My 41st birthday celebration lasted a full week. Birthday lunches and dinners and a few sweet gifts including a gift card from a few “angels” who have no idea that it provided funding for groceries this month since my entire paycheck went to other expenses. I’m still $500 in the hole this month thanks to medical fun.

My 41st birthday also brought more medical news I really don’t need or want. I tested positive for lupus and found out I have three large fibroids. Hoping the lupus is drug induced and not systemic. Systemic lupus took one of my aunts out two years ago. I’m waiting to have follow-up blood work in a few weeks to see where it stands. If it’s drug induced, it’s likely from darling prednisone. I’m still tapering off of it. Once it’s out of my system, things should return to a pre-lupus state leaving me to continue the battle against MG. If it is systemic, it will likely be treated by what I’m currently taking for MG—Imuran (aka Azathioprine). Not sure if the dose will change or not. I’ll be on Imuran for life it seems. It’s sad seeing so many strands of hair still leaving my head every day.

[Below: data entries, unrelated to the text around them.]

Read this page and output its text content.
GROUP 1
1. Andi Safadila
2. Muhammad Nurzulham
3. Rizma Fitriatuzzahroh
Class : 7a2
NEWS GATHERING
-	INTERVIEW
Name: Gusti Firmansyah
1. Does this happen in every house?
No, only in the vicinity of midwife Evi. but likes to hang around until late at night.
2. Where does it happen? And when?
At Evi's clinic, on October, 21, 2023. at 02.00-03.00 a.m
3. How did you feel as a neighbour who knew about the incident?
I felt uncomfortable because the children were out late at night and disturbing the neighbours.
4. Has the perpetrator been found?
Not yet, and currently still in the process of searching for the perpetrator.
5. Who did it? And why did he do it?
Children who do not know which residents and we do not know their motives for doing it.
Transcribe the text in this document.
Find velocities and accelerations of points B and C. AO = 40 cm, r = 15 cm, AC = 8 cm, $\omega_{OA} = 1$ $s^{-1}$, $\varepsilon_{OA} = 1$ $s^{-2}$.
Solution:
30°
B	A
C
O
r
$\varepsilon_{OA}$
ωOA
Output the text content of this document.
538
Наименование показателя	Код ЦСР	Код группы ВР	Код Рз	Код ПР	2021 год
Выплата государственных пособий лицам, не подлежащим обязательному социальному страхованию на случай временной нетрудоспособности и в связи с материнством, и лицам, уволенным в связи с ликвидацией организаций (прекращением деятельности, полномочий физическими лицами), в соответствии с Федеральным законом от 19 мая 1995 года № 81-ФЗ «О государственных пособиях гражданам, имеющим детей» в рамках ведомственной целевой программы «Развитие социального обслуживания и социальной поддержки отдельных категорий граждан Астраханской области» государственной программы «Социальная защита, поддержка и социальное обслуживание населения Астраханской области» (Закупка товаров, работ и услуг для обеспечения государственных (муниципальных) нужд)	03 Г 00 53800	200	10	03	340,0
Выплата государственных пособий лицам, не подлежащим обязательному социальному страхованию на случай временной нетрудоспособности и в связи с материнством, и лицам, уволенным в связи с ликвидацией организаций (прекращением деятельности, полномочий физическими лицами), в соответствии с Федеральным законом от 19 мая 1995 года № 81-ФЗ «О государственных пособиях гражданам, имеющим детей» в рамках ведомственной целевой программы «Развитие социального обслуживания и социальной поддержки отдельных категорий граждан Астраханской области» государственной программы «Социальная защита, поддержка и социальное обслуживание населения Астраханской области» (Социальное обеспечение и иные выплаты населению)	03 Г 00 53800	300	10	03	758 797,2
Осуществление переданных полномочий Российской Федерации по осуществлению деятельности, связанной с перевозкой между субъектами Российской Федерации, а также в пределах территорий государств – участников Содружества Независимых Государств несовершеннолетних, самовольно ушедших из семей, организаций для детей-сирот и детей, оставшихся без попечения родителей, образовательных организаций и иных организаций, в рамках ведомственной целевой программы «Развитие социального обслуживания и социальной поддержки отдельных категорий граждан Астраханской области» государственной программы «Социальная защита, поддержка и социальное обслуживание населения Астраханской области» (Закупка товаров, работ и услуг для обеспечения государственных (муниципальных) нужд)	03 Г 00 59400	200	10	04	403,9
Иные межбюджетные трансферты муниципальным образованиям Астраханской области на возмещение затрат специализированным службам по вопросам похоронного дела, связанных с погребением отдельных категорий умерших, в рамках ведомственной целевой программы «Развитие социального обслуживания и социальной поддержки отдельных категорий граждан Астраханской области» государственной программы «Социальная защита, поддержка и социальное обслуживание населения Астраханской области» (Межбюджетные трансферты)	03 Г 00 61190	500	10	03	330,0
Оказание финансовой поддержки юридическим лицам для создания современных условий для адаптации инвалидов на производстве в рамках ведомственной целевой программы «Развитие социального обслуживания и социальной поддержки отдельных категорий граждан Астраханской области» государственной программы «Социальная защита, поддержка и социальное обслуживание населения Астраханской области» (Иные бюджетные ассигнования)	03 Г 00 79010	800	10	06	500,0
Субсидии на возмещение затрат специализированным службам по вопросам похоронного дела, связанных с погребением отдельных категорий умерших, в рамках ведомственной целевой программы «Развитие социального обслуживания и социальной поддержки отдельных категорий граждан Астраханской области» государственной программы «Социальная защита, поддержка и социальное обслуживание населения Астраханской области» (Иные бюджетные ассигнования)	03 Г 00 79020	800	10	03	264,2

With the rocky start to 41, I’ve made a decision to get back into the game of looking for another job while still working on plans to be my own boss again someday. I have to improve my finances by some means.

I forgot to mention that I wore my favorite necklace on my birthday. It’s a cool marble that my brother gave me for my birthday in 1996 the year before he died. I smile when I see it. He knew I was slowly losing my marbles while he was still around. He gave me one to hold on to when all the others have rolled away. My last remaining marble—I must guard it with my life.


Let’s see what else 41 is going to bring. 42 is my next goal.